The GLI tracks cumulative yield earned by the lending pool over time. Each time a borrower accrues interest, the LLI updates to reflect that yield.
  • Maintained for both lenders and borrowers
  • Increases with each borrower-interest event
  • Used to calculate lender yield on exit
Whenever a lender deposits or a borrower takes a loan, we record the current index value as a snapshot:
  • For lenders: store LLI_entry at the time of deposit
  • For borrowers: store BLI_entry based on their leverage tier
When they later withdraw or repay, we compare the current index to the snapshot to determine how much interest they have earned or owe.
Note Because there are three borrowing-rate tiers (by leverage), we maintain three global indices on the borrowing side.

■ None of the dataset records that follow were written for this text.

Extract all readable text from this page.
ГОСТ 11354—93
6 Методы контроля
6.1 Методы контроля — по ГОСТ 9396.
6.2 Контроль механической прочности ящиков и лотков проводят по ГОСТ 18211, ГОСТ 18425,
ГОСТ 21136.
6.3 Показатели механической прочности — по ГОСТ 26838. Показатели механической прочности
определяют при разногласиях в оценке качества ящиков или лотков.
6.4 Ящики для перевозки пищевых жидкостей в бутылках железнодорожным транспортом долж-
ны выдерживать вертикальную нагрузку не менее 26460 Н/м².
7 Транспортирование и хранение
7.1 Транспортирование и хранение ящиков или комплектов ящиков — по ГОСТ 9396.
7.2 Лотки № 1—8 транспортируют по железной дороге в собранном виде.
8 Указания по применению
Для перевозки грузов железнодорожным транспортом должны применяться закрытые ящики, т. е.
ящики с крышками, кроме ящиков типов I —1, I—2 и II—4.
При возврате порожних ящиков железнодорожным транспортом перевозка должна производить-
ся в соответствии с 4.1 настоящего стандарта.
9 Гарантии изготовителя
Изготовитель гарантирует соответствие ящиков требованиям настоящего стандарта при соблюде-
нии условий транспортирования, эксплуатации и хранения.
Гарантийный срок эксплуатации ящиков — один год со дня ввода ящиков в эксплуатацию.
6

a. Lending liquidity Index

LLI represents how much the lending pool has grown over time due to interest paid by borrowers. When a lender deposits funds, a snapshot (LLI_entry) is taken. When the lender exits, the current index (LLI_now) determines how much yield they’ve earned. LLI update formula
LLI(t) = LLI(t-1) × (1 + LendingRate × Δt)

b. Borrower liquidity index

The Borrower Liquidity Index (BLI) is a running “interest meter” that tells us how much a borrower’s debt has grown since they opened the position.
  • When a loan is taken, we snapshot the index as BLI_entry.
  • As blocks pass, the index rises with the applicable borrow rate.
  • At repayment, the ratio BLI_now / BLI_entry shows the exact interest multiplier to apply on the original principal.
  • There are three separate Borrower Liquidity Indexes because each leverage tier (1×, 2×, 3×) has a different interest rate. To track interest accurately for each borrower type, a dedicated index is maintained per tier, ensuring precise repayment calculations.
Borrowers Liquidity Index update formula
BLI(t) = BLI(t-1) × (1 + borrowRate × Δt)
Tiered BLI’s Each leverage / risk bucket compounds independently.
TierTypical LTV / leverageSymbol
1≤ 1 × (safe)BLI₁
2≤ 2 × (medium)BLI₂
3≤ 3 × (high)BLI₃
Per‑Tier Update Rule blik,t=blik,t1×(1+borrowRatek×Δt)\text{bli}_{k,t} = \text{bli}_{k,t-1} \times \left(1 + \text{borrowRate}_k \times \Delta t \right)
Note 1 + rate × Δt is the compound-interest factor. For simple interest, replace it with borrowRate × Δt. Note - for each category a different index is calculated

2. Interest rates

  • Borrow rate depends on
    • Types of pools and leverage levels (maximum of the category)
      • 12 % for 1 – 1.5 × leverage
      • 15 % for 1.5– 2× leverage
      • 17 % for 2 – 3× leverage
    • utilization rate the borrow rate is variable at every utilization point

a. Total Borrow-Rate Formula

totalBorrowRate = (B1 × U1 + B2 × U2 + B3 × U3) / totalUtilization
Where
  • B1, B2, B3 = Borrow rates for leverage levels different category
  • U1, U2, U3 = Utilization (borrowed amount / total available) for each borrower type
  • totalUtilization = U1 + U2 + U3

b. total lending rate formula

LendingRate = totalborrowRate x totalUtilization x  (1 - riskFactor)

3. repayment and yield

interest paid by the borrower
interest = principal * (BLI_now_k / BLI_entry_k - 1)
**Yield earned by lender **
Yield  = deposit × (LLI_now / LLI_entry)
Note - snapshot is taken every time the borrower takes a leverage / loan for the respective borrowed amount -Both LLI (for lenders) and BLI₁ / BLI₂ / BLI₃ (for borrowers) are updated at regular intervals, ideally per block.